Prozesse messen. Standard! SLA definieren. Standard! Prozessoptimierungen durchführen. Standard! Wirklich?
Optimierungen werden zwar durchgeführt, aber auf welcher Grundlage? Häufig werden diese nur auf internen Messungen, Beobachtungen oder Meinungen der eigenen Fachexperten umgesetzt. Aber ist das noch up-to-date? Sollte nicht der Kunde eingebunden werden? Wäre es nicht schön zu wissen, dass man die Prozesse auch so verbessert, dass sie danach den Kundenerwartungen bzw. -wünschen entsprechen? Aus der Verbindung von punktgenauer Kundenstimmen- und detaillierter Prozessanalyse lässt sich genau das bewerkstelligen und somit wesentliche Voraussetzungen für einen nachhaltigen Unternehmenserfolg schaffen.

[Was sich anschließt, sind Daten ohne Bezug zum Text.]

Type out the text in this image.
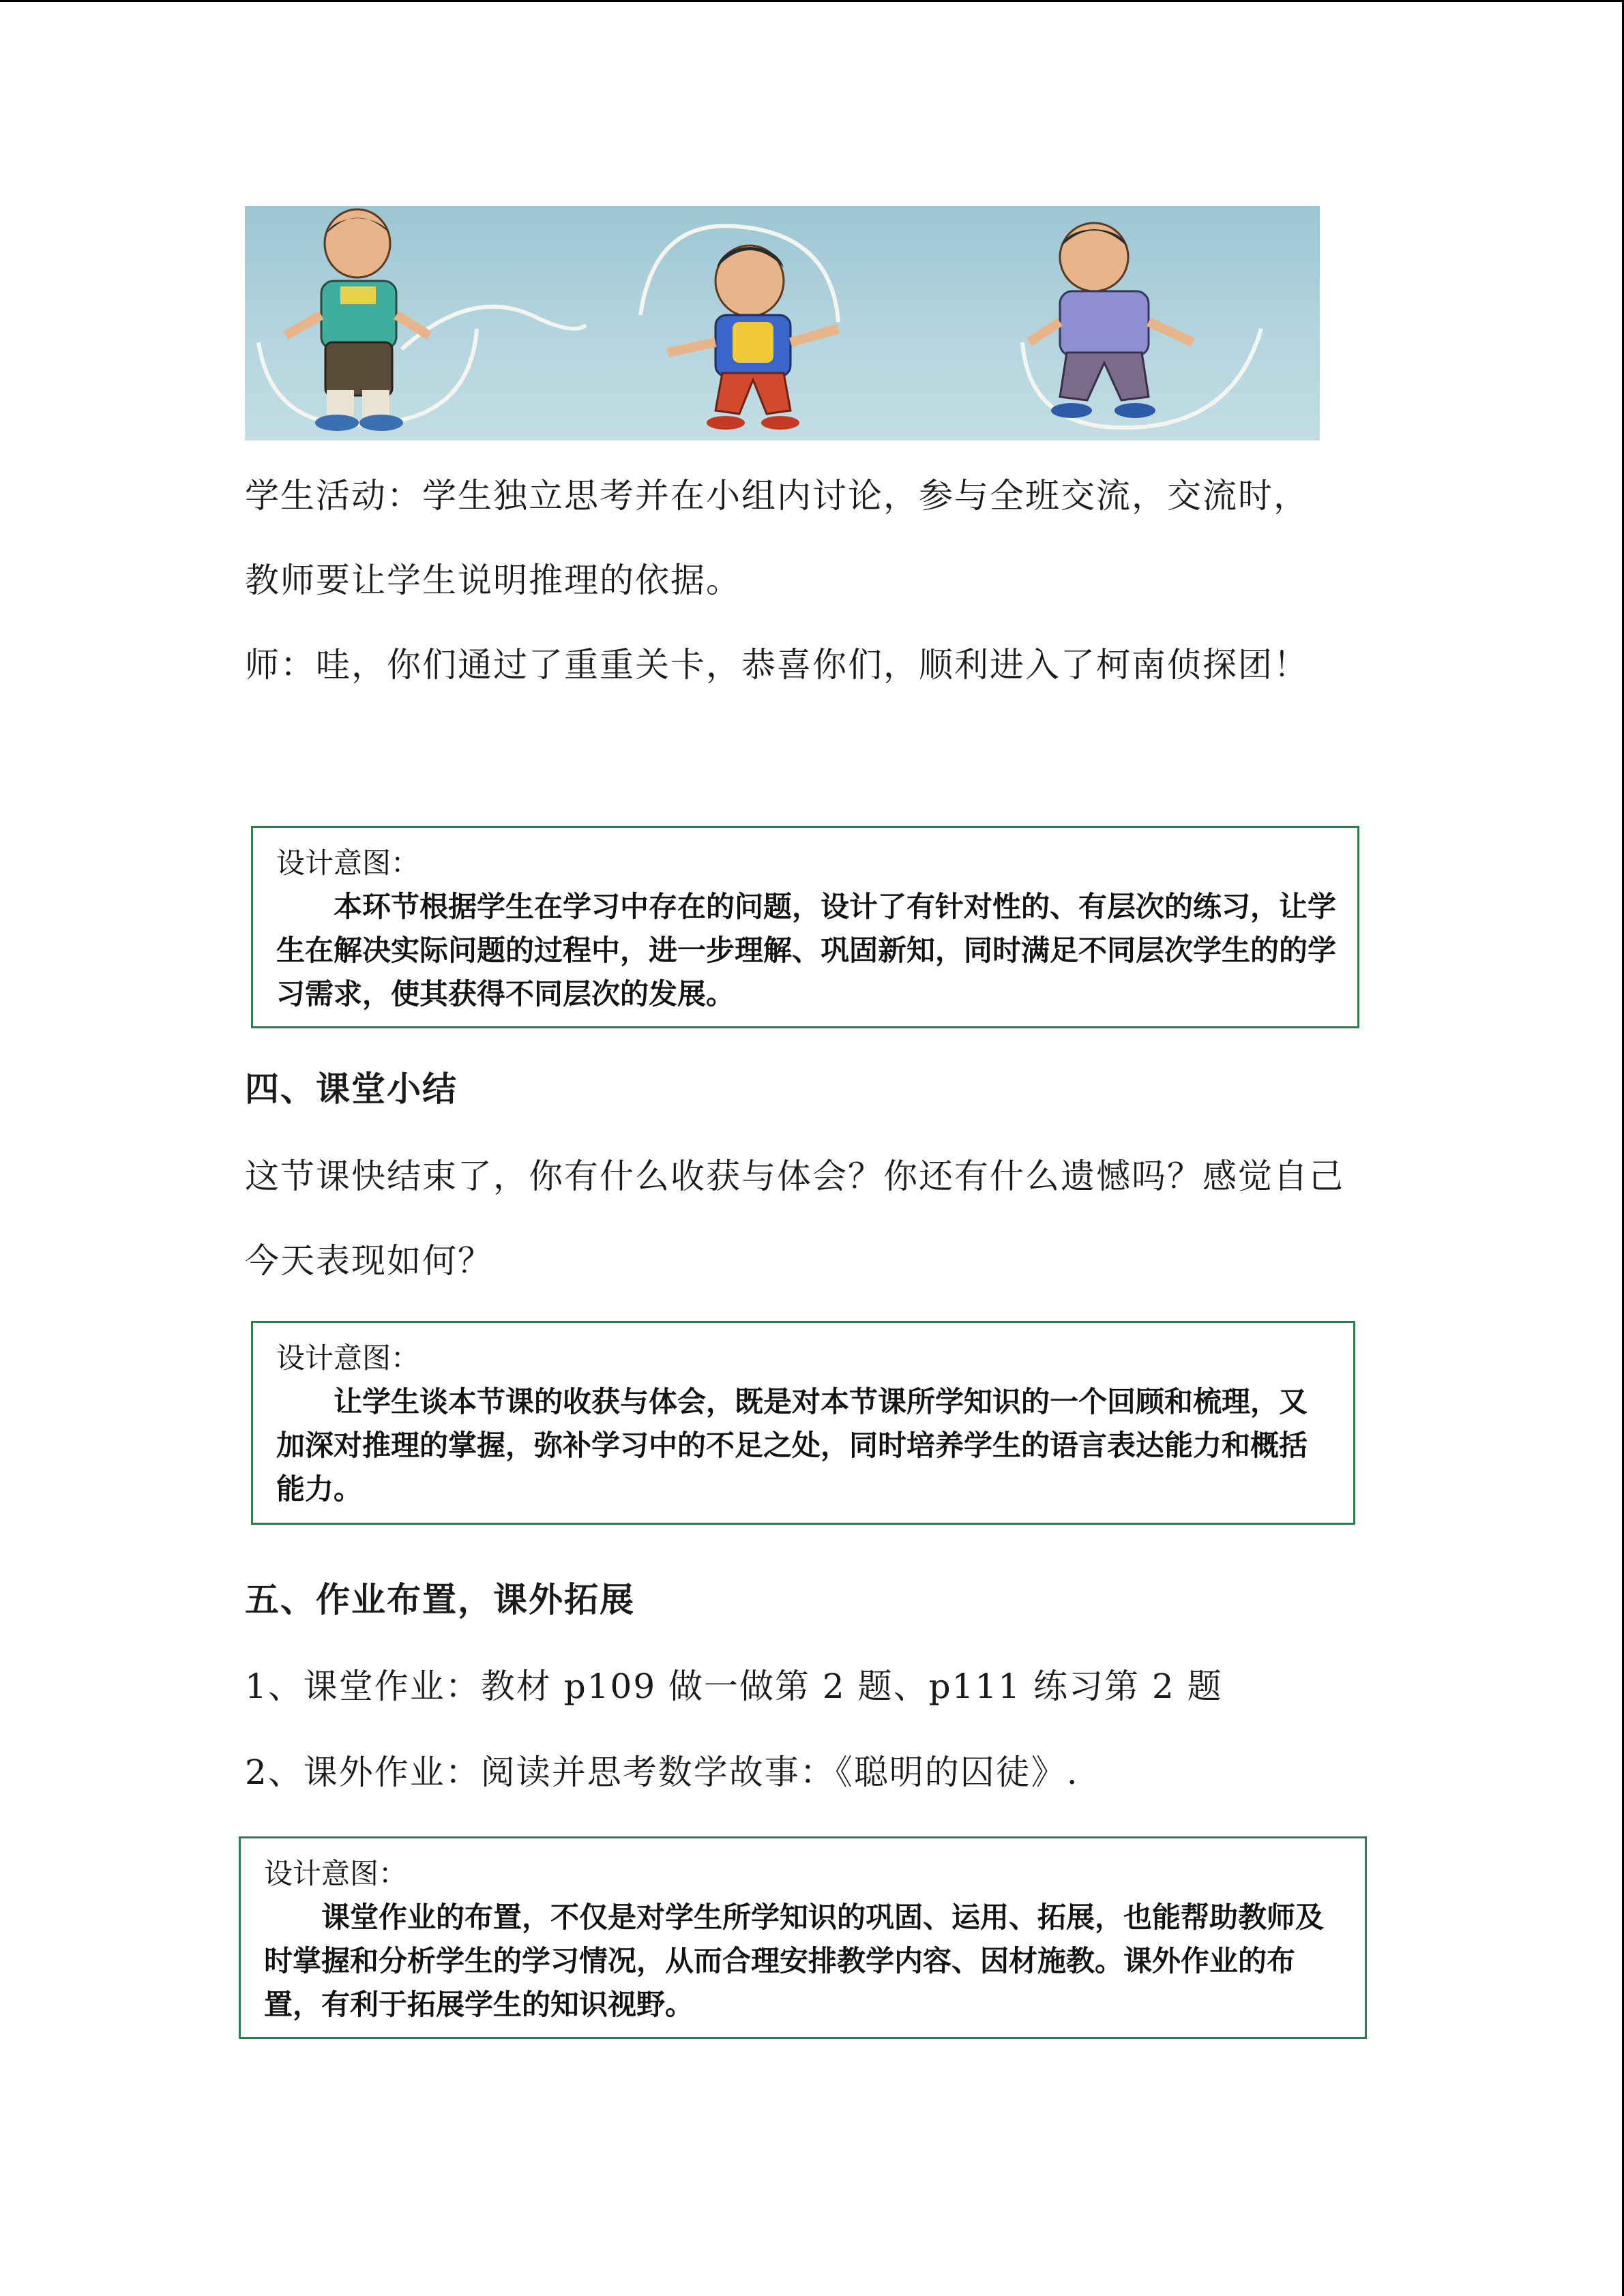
学生活动：学生独立思考并在小组内讨论，参与全班交流，交流时，教师要让学生说明推理的依据。

师：哇，你们通过了重重关卡，恭喜你们，顺利进入了柯南侦探团！

设计意图：

本环节根据学生在学习中存在的问题，设计了有针对性的、有层次的练习，让学生在解决实际问题的过程中，进一步理解、巩固新知，同时满足不同层次学生的的学习需求，使其获得不同层次的发展。

四、课堂小结

这节课快结束了，你有什么收获与体会？你还有什么遗憾吗？感觉自己今天表现如何？

设计意图：

让学生谈本节课的收获与体会，既是对本节课所学知识的一个回顾和梳理，又加深对推理的掌握，弥补学习中的不足之处，同时培养学生的语言表达能力和概括能力。

五、作业布置，课外拓展

1、课堂作业：教材 p109 做一做第 2 题、p111 练习第 2 题

2、课外作业：阅读并思考数学故事：《聪明的囚徒》.

设计意图：

课堂作业的布置，不仅是对学生所学知识的巩固、运用、拓展，也能帮助教师及时掌握和分析学生的学习情况，从而合理安排教学内容、因材施教。课外作业的布置，有利于拓展学生的知识视野。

In dem ersten Artikel unserer Serie zur Kundenfokussierung haben wir die Bedeutung des Kundenfeedbacks, der Kundenstimme, betrachtet. Das Fazit lautete:
„Das Einholen der Kundenstimme ist für eine kundenfokussierte Ausrichtung eines Unternehmens unverzichtbar. Die gezielte Analyse und die kombinierte Nutzung von quantitativen und qualitativen Elementen stellen durch die Verknüpfung mit den Kontaktpunkten und den zugrundeliegenden Prozessen einen wesentlichen Eckpfeiler unseres Ansatzes zur kundenfokussierten Unternehmenssteuerung dar. Das Kundenfeedback wird einzelnen Prozessen zugeordnet und es kann eine differenzierte Optimierung einzelner Kontaktpunkte aus Kundensicht erfolgen.“
Viele Finanzdienstleister sind mittlerweile dabei, Kundenfeedback nachhaltig einzusammeln. Inzwischen auch nicht nur über externe Anbieter oder große Servicestudien, sondern auch über eigene Befragungen. Denn mittlerweile ist durch Online-Rezensionen, Bewertungsportale etc. bekannt, dass Kunden durchaus gewillt sind, ihr Feedback einem Unternehmen zur Verfügung zu stellen. Dabei werden sogar neben rein quantitativen Bewertungsfragen auch qualitative, also offene Fragen gestellt, z.B. nach einer Begründung. Soweit so gut.
In dem letzten Artikel haben wir darauf hingewiesen, dass es von entscheidender Bedeutung ist, zu wissen, an welchem Kontaktpunkt die Kundenstimme erhoben wurde und damit zu wissen, welchen Prozess der Kunde zuvor erlebt hat bzw. manchmal auch erleiden musste. Warum ist das wichtig?
Prozesskennzahlen und Kundenbewertung verbinden
Ein rein quantitatives Kundenfeedback zu erhalten ist wertvoll, allerdings oftmals wertlos, wenn es um die konkrete Ableitung von Optimierungsmaßnahmen geht. Vergibt ein Kunde eine schlechte Bewertung, stellt sich z.B. ein Versicherungsunternehmen die Frage, ob es sich um eine Bewertung nach einem Bestandsvorgang oder einem Leistungsfall handelt. Nicht ganz unwichtig, wenn anschließend Prozesse optimiert werden sollen. Daher ist bei der Konzeption einer Kundenbefragung stets darauf zu achten, dass sich die Befragungs-Kontaktpunkte den zugrundliegenden Prozessen zuordnen lassen. Hier bietet es sich an, entsprechende Prozesslandkarten oder auch Customer Journeys zu erstellen, wo die Befragungskontaktpunkte eindeutig bestehenden Prozessen – und damit oft auch Prozesskennzahlen – zugeordnet sind.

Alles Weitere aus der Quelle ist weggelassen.